09.27.11Kelly Duke



Tuesday, September 22 I attended a movie premier.  Not just one movie but six.  I was fortunate enough to sit in on the screening of the six finalist entries in the 2011 Intelligent Use of Water film competition.

The competition seeks to find and recognize film makers whose vision and voice can educate viewers or stimulate discussion, understanding, and action toward better and more conservative use of water.  The competition is open to anyone and drew entries from film students to environmental advocacy groups; U.S. and international.  Entrants could submit videos of 1 to 10 minutes in length via the competition’s website.
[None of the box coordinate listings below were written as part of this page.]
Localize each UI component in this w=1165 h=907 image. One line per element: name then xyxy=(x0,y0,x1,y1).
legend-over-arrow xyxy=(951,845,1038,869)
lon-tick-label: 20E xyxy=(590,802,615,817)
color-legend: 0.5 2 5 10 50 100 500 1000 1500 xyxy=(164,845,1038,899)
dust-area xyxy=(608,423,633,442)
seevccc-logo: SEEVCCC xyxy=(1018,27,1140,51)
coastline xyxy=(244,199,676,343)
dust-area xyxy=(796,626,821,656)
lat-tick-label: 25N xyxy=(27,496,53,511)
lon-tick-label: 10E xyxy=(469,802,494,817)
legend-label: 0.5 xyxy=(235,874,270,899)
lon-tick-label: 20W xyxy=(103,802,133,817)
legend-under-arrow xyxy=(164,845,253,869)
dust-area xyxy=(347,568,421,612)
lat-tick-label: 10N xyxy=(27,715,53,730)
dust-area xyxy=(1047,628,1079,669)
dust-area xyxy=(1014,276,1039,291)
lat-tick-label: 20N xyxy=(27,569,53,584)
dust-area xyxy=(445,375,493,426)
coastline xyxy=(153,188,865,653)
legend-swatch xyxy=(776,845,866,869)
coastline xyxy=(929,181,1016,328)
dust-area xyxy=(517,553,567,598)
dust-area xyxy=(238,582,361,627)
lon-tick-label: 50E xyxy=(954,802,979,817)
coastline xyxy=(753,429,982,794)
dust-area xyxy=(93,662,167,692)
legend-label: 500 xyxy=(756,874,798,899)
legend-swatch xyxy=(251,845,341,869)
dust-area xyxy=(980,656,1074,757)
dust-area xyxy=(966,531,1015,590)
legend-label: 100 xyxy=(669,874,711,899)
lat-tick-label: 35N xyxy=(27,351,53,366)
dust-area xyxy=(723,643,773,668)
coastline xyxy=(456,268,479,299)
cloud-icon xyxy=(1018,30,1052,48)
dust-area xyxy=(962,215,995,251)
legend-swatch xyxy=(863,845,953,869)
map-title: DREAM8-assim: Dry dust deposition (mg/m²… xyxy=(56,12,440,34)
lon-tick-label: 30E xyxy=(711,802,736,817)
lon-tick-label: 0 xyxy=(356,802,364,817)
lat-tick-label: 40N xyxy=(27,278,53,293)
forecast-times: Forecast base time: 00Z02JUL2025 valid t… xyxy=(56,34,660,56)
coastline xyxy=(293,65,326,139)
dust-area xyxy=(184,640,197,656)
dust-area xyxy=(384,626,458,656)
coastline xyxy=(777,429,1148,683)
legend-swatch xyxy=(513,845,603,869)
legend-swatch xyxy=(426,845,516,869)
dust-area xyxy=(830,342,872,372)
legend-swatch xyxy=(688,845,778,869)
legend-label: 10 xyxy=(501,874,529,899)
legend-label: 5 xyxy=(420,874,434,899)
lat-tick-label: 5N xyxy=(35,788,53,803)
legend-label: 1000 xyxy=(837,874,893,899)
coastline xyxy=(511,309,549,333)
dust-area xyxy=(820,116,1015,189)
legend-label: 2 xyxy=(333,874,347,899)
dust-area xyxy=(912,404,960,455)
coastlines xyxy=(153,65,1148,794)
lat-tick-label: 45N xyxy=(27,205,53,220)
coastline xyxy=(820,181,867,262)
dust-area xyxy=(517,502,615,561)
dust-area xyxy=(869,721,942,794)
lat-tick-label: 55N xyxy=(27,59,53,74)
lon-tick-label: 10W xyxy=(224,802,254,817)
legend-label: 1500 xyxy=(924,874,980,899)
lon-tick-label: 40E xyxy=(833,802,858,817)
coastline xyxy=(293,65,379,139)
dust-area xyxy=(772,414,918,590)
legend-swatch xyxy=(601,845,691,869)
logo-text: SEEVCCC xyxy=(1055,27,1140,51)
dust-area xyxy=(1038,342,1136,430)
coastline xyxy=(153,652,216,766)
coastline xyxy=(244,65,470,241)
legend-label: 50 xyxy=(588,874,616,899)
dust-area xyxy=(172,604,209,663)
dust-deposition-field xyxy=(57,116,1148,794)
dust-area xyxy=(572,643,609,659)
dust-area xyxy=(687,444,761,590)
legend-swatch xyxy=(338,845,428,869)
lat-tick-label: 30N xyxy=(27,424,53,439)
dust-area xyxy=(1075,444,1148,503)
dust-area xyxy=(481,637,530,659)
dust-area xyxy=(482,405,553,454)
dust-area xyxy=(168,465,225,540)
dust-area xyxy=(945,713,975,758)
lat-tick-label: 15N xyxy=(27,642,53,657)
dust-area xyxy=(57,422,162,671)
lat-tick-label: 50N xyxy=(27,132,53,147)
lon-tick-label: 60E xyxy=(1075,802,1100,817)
Sponsored by Rain Bird and now in its fourth year, the competition began accepting the current crop of entries last January.  After the August 1st cut-off date, the judges immersed themselves in over 150 videos and began the daunting process that led to the six selected finalists.  From the six were selected a Green Industry Winner (determined by prior on-line voting), one Audience Favorite (voted on by the evening’s attendees), and a Jury Award winner.  Winning carried with it a small trophy and a big check ($6,000, $3,000, and $6,000 respectively).

The following is a brief run-down of the six finalists.  All of the six shorts were good, two were excellent, one danced provocatively close to scatological hip-hop, one was mildly amusing, one had a Raffiesque musical number, and one bore the unmistakable mark of subtle British wit. All can be viewed on the IUOW Finalist site.

Thank You: Speaking from the future, the CEO of the World Water Order thanks us in the present for making him both rich and powerful as the world’s preeminent robber baron through our thoughtless wasting of water.  David Kim, writer, director, star.

Water Ways: A visually stirring yet minimalist tribute to the filmmaker’s grandfather, who has dedicated his life to improvising low-tech water conserving strategies in his home city in India.  Jall Cowsaji, writer, director, cinematographer, and devoted grandson.  Winner of the Green Industry Award.

Water Partners: A real-life testimonial to the positive triple bottom line achieved when naturalists, engineers, and ranchers work together.  By realigning priorities to improve soil conservation and irrigation practices this unlikely teaming has demonstrated that it can  increase a ranch’s productivity while restoring streams and trout fisheries.  Randy Scholfield and Kathy Kasic in conjunction with Trout Unlimited.

Just Don’t Flush It: Yo, yo, yo!  Young white rappers extolling the virtues of delayed toilet flushing gratification.  Nice beat, easy to dance to, the audience gave it a 99.  Brian McAndrew, his homies, and some hottie college chicks.  Winner of the Audience Award

Fun and Games: A young British couple engaged in a subliminally sexual long-distance phone call role play game that is perpetually interrupted by the woman’s subconscious anxieties over water issues.   Ben Mills, director, Nathan D’Arcy Roberts, writer, staring Marc Barnes and Emma Stannard .  Winner of the Jury Award

Save Water: A light-hearted, musical stroll through everything we love about water and the simple things we can do to preserve it.  Rob Kennedy and a cast of several.

Judges were an august panel of film, green industry, public gardens, and public policy professionals.  The host was the ever-entertaining, unpredictable, and wholly down-to-earth Jack Hanna with a supporting cast of rare and exotic animal friends

Rain Bird is to be commended for its sponsorship of this competition.  By opening the discussion of water conservation beyond engineers, landscapers, and public officials they are building a compelling collective voice that will reach a broader audience in new ways, on different levels, and with a far greater chance of a positive future outcome.

…and yes, it IS ART

K. F. Duke

Kelly Duke

Not many people can say that they have dedicated their life to the landscape industry. Kelly Duke can. His diverse background ranging from maintenance to estimating, to design, along with a passionate commitment to his trade has given Kelly a lifecycle perspective to landscaping. As the leader of the ValleyCrest’s Pre-Construction Services team, he analyzes early conceptual designs to determine whether or not and how they can be built within budget while meeting long-term design and maintenance goals. Many of the projects that come across Kelly’s desk require he examine the cost and savings of baseline water use in comparison to high efficiency alternatives.



  1. Wednesday, 9:34 Lorraine DiBacco

    Watched several online….really entertaining and thought provoking not to mention very funny. Wish I attended movie premier…Jack Hanna rocks!